To address xxx's question: (If a same-sex couple from your diocese came to Connecticut and got legally married, could either person (or both) then return home and serve at the altar in your diocese?)
Not being the bishop of my diocese (for which legions give thanks), I cannot give a definitive answer.
Were I the bishop, I don't know that their partnered status prior to their brief Connecticut sojourn would have prevented them from serving at the altar (in either a licensed or non-licensed lay capacity) in the first place. So whatever took place in CT would not change that. That's just my personal view. I realize it may be a little more "progressive" than the policy of the Diocese of Dallas. But before you pop the champagne cork: Again, were I the bishop, either status would yield a presumptive negative answer to any question of discernment for ordination. Nor would there be any question of celebrating or blessing whatever may have taken place in CT. The point is, while I support extending the sort of legal "rights and privileges" of marriage to any two consenting adults who might want them, I continue to hold the presently unpopular (on this listserv, at any rate) view that marriage inherently is something, and is not simply a social construct that can be whatever a societal consensus might support, and that that "thing" that marriage is precludes the use of the word to denote a relationship between two persons of the same sex, as much as such relationships might look or feel or work like or otherwise resemble marriage, and even as much as any given such relationship might display the attributes of Christian marriage as well or better than any given actual marriage. Not everything that quacks and waddles is a duck.
Someone asked me to elaborate, and this was my reply:
This is an attempt to respond to xxx's question upstream. I do so with trepidation, aware that this listserv has a low flash point, and my best attempt at "cool" communication will no doubt be offensive to some. Nonetheless, I will take the risk, because the question as hand is important.
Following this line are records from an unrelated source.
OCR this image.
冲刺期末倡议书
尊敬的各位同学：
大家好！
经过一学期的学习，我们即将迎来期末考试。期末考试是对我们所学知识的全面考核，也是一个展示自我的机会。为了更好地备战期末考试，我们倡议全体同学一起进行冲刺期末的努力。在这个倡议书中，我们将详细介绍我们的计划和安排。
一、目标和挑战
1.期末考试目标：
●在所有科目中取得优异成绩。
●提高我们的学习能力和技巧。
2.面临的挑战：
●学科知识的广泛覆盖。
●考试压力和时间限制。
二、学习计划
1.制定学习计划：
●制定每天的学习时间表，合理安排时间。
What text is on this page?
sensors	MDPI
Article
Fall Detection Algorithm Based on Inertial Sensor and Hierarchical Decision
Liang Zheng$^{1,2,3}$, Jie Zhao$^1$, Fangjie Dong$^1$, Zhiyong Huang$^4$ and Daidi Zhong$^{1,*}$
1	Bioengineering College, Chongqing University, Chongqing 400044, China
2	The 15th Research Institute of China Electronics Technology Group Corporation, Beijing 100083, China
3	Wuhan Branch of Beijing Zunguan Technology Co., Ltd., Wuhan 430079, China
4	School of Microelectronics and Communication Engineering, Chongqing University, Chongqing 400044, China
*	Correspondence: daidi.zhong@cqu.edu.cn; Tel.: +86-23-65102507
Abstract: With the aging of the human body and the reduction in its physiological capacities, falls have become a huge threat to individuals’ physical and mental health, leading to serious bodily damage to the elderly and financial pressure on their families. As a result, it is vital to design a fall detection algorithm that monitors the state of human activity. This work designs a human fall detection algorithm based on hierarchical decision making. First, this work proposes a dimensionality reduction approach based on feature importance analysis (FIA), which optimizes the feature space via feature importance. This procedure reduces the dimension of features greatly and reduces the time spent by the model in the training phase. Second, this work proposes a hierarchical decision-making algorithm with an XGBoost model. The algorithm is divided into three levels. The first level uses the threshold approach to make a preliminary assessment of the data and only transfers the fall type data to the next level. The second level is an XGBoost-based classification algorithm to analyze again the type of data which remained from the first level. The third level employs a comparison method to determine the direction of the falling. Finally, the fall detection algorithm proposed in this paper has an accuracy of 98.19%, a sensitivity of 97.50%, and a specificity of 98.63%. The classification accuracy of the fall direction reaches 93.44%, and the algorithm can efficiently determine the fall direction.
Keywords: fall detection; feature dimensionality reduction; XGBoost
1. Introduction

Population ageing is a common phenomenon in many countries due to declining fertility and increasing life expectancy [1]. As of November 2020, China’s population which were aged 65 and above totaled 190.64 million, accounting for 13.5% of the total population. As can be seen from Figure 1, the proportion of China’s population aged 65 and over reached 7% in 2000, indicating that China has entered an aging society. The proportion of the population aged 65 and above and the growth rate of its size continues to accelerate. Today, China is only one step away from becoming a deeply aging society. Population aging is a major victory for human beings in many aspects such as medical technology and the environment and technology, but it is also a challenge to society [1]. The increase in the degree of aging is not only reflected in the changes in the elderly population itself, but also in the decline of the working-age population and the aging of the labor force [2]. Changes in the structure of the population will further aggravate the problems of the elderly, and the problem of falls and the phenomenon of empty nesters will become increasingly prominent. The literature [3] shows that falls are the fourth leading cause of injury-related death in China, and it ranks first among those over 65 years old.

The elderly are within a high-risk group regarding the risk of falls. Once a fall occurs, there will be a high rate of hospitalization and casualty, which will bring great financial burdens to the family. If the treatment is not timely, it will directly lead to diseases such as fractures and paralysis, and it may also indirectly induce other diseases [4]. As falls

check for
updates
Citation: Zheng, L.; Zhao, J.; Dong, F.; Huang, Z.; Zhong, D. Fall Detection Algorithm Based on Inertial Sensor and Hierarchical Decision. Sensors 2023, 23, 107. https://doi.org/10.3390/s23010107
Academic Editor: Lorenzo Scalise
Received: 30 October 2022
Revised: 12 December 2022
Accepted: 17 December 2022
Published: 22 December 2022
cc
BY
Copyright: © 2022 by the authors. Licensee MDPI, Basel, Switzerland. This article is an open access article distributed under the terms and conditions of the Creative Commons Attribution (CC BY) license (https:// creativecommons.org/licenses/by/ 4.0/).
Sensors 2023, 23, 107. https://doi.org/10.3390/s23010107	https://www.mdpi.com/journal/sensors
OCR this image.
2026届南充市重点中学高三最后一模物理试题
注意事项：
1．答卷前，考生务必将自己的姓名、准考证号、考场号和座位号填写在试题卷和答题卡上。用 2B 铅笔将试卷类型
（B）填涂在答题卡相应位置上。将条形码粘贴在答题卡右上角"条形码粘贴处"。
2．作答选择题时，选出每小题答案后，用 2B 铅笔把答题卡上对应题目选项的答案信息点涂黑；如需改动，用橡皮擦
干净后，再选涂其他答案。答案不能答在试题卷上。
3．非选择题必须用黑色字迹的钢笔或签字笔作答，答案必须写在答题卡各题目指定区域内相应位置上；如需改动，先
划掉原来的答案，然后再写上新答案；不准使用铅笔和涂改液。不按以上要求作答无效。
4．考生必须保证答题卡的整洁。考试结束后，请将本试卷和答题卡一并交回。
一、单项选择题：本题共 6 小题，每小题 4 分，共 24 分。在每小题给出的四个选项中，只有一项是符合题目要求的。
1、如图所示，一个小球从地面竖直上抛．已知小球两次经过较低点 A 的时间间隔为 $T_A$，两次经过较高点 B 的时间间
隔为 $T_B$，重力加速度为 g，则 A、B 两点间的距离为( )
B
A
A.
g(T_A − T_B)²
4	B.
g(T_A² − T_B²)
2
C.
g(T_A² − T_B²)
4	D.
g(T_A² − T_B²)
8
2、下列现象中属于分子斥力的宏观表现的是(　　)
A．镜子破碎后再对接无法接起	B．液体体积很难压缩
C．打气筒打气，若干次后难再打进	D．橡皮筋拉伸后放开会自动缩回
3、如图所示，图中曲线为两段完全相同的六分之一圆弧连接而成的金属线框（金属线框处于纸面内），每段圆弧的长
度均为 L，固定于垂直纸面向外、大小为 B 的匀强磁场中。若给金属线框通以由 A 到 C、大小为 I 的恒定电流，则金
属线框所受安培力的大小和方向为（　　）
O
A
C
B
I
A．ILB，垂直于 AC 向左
When I mention "attributes of Christian marriage", I am thinking of the "Dearly beloved..." speech in the Prayer Book. And in the context of relationships that (I would contend) are not marriage exhibiting these characteristics, I'm thinking specifically of "mutual joy" and "help and comfort given one another in prosperity and adversity." I am certainly in no position to deny the testimony of those partners in same-sex relationships that they experience these things in their relationships. And I rejoice in that. "Mutual joy" and "help and comfort" are good things, blessings that I would wish on everyone. As to whether the presence of such qualities is a presumptive sign of the overt presence of the Holy Spirit, I do not consider myself qualified to say, and I am terminally suspicious of anyone who claims to be so qualified.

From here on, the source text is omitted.